The Mysterious Envelope

It is the same day as before and I have been sitting in my room and thinking about the envelope. I still can't decide what to do. My eyes burn. I am tired today because I woke up last night and could not get back to sleep. I kept thinking of all the French words I had learned and then of all the English words I wished I knew in French, and then I repeated an hour of English-only vocabulary in a French accent. This got me very awake. I opened my bedroom window as well as the wooden shutters that we close at night and leaned out to breathe the smell that is lavender from the fields nearby. I could see the yard from the light that we leave on atop the garage, and bright bats flitted back and forth. I could see the tops of the Luberon mountains against the sky, and then stars. The Big Dipper was facing me, with its handle to the left, and sometimes it looked as if the bats were being tipped out of it.

I knew that someone else in the house wasn't sleeping either, because somewhere in the house a radio was broadcasting the Nostalgique station that plays both French and English songs. We hear it driving in the car because it is Alan Phoenix's favorite; Martin Phoenix calls it Nostril Cheese, I don't know why. As I watched the bats, someone on the radio was singing, "I don't know how I could have dreamed a night like this," which I thought was very appropriate.

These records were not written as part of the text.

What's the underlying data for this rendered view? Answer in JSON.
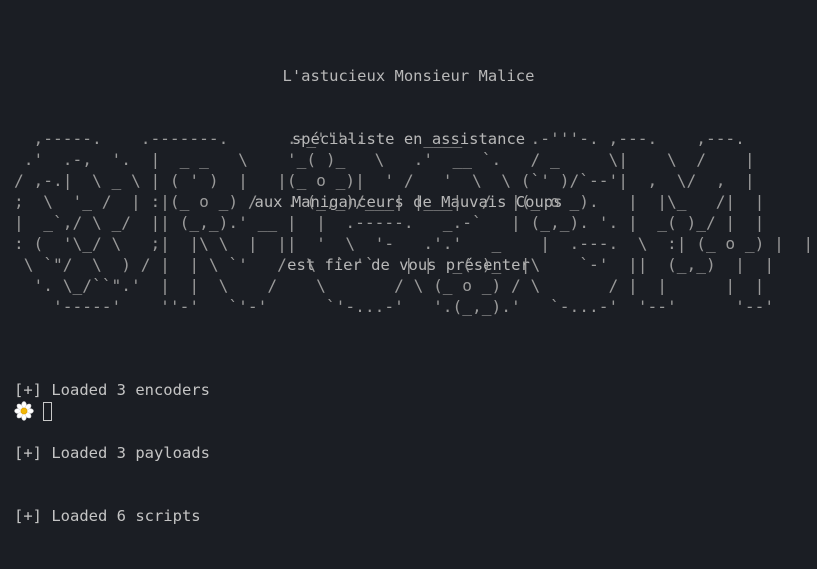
{
  "intro": {
    "line1": "L'astucieux Monsieur Malice",
    "line2": "spécialiste en assistance",
    "line3": "aux Maniganceurs de Mauvais Coups",
    "line4": "est fier de vous présenter"
  },
  "banner": {
    "art": "  ,-----.    .-------.      .-_'''-.      ____       .-'''-. ,---.    ,---.\n .'  .-,  '.  |  _ _   \\    '_( )_   \\   .'  __ `.   / _     \\|    \\  /    |\n/ ,-.|  \\ _ \\ | ( ' )  |   |(_ o _)|  ' /   '  \\  \\ (`' )/`--'|  ,  \\/  ,  |\n;  \\  '_ /  | :|(_ o _) /   . (_,_)/___| |___|  /  |(_ o _).   |  |\\_   /|  |\n|  _`,/ \\ _/  || (_,_).' __ |  |  .-----.   _.-`   | (_,_). '. |  _( )_/ |  |\n: (  '\\_/ \\   ;|  |\\ \\  |  ||  '  \\  '-   .'.'   _    |  .---.  \\  :| (_ o _) |  |\n \\ `\"/  \\  ) / |  | \\ `'   /  \\  `-'`   | |  _( )_  |\\    `-'  ||  (_,_)  |  |\n  '. \\_/``\".'  |  |  \\    /    \\       / \\ (_ o _) / \\       / |  |      |  |\n    '-----'    ''-'   `'-'      `'-...-'   '.(_,_).'   `-...-'  '--'      '--'"
  },
  "log": {
    "line1": "[+] Loaded 3 encoders",
    "line2": "[+] Loaded 3 payloads",
    "line3": "[+] Loaded 6 scripts"
  },
  "prompt": {
    "icon": "daisy-flower-icon"
  },
  "colors": {
    "background": "#1b1e24",
    "text": "#c8c8c8",
    "banner": "#9a9a9a"
  }
}
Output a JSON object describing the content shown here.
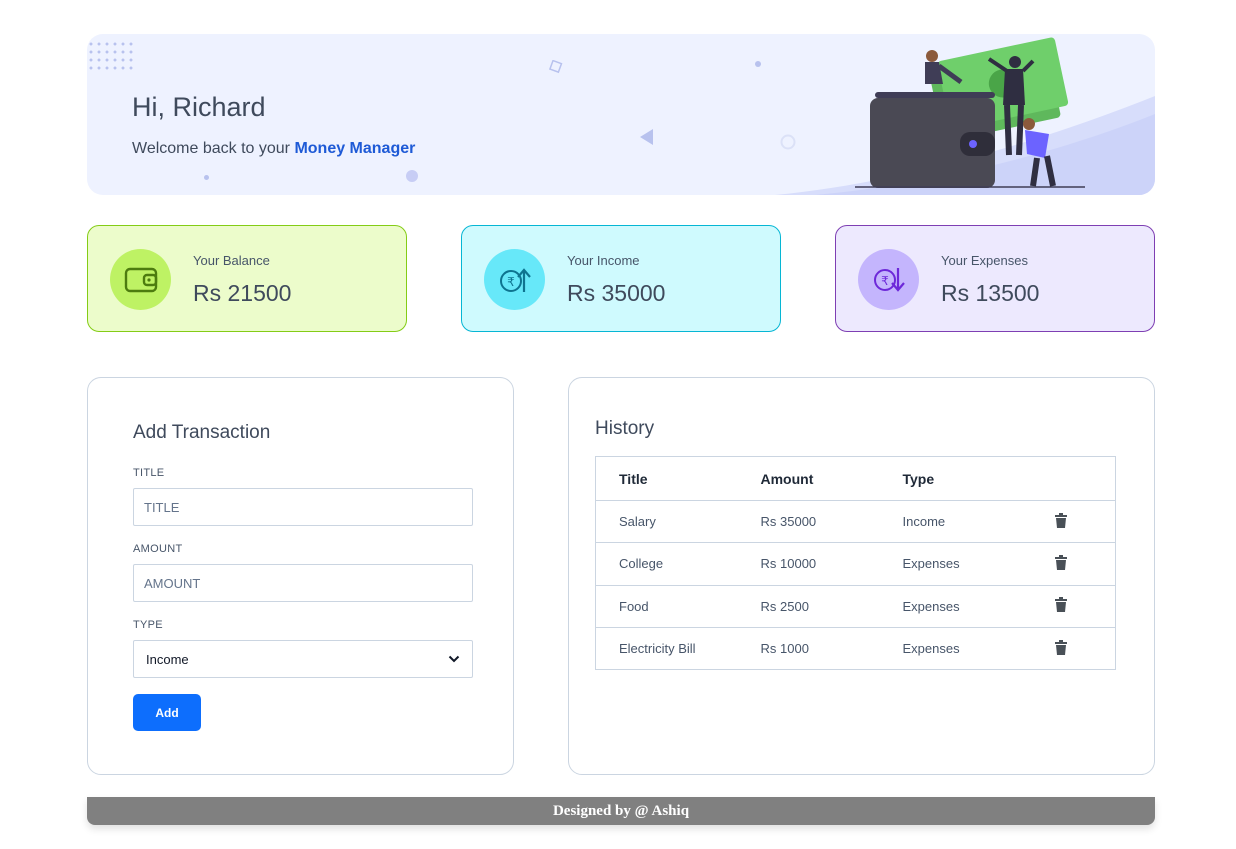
{
  "banner": {
    "greeting": "Hi, Richard",
    "welcome_prefix": "Welcome back to your ",
    "brand": "Money Manager"
  },
  "stats": {
    "balance": {
      "label": "Your Balance",
      "value": "Rs 21500",
      "icon": "wallet-icon"
    },
    "income": {
      "label": "Your Income",
      "value": "Rs 35000",
      "icon": "rupee-up-icon"
    },
    "expenses": {
      "label": "Your Expenses",
      "value": "Rs 13500",
      "icon": "rupee-down-icon"
    }
  },
  "form": {
    "title": "Add Transaction",
    "title_label": "TITLE",
    "title_placeholder": "TITLE",
    "amount_label": "AMOUNT",
    "amount_placeholder": "AMOUNT",
    "type_label": "TYPE",
    "type_selected": "Income",
    "add_label": "Add"
  },
  "history": {
    "title": "History",
    "columns": [
      "Title",
      "Amount",
      "Type"
    ],
    "rows": [
      {
        "title": "Salary",
        "amount": "Rs 35000",
        "type": "Income"
      },
      {
        "title": "College",
        "amount": "Rs 10000",
        "type": "Expenses"
      },
      {
        "title": "Food",
        "amount": "Rs 2500",
        "type": "Expenses"
      },
      {
        "title": "Electricity Bill",
        "amount": "Rs 1000",
        "type": "Expenses"
      }
    ]
  },
  "footer": {
    "text": "Designed by @ Ashiq"
  },
  "colors": {
    "brand": "#1e5ad6",
    "add_button": "#0d6efd",
    "balance_bg": "#ecfccb",
    "income_bg": "#cffafe",
    "expenses_bg": "#ede9fe"
  }
}
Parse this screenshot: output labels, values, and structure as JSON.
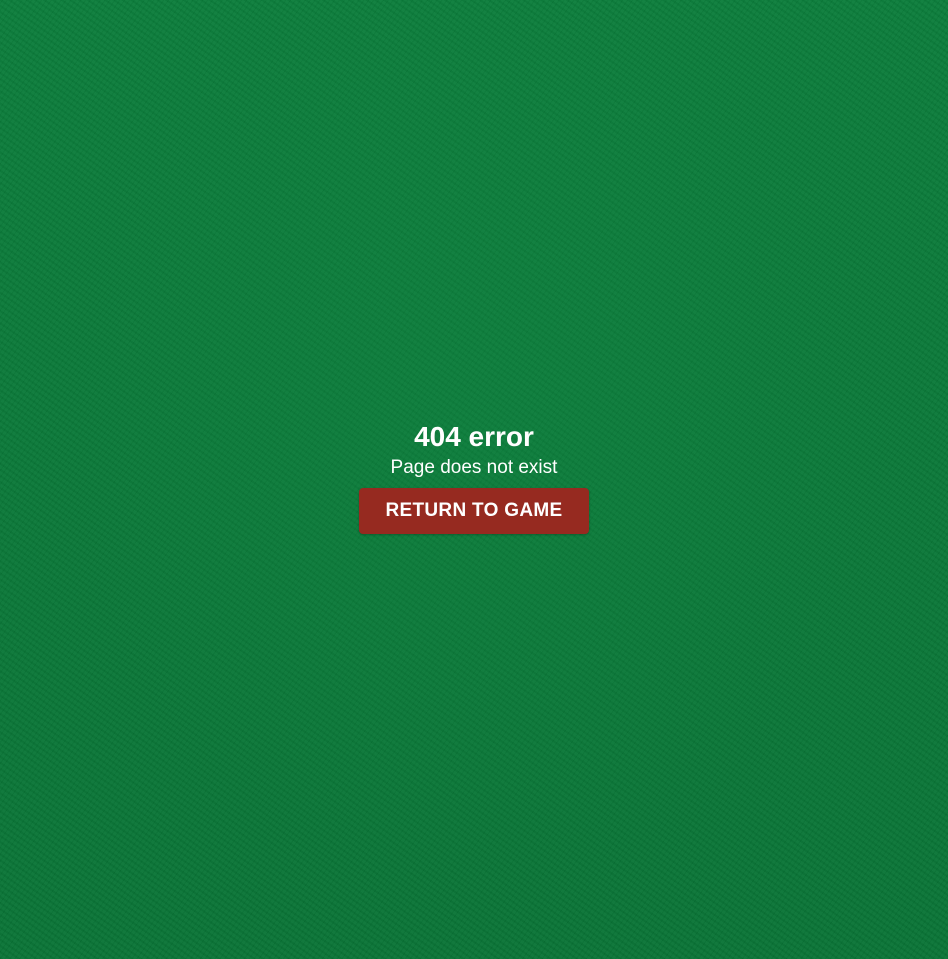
{
  "error": {
    "title": "404 error",
    "message": "Page does not exist",
    "button_label": "RETURN TO GAME"
  },
  "colors": {
    "background": "#0a7a3a",
    "button": "#962a20",
    "text": "#ffffff"
  }
}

Now I can hear the rooster screaming from somewhere down the lane and, every now and then, a cuckoo. I count the repetitions of the cuckoo's call, and it is seven. I count the repeated units in the next call. Seven. And in the call after that: seven. I wonder if the cuckoo has ocd.

As long as I do not open the envelope, nothing has changed. Once I open the envelope, any number of things could change. Maybe it's better not to open it.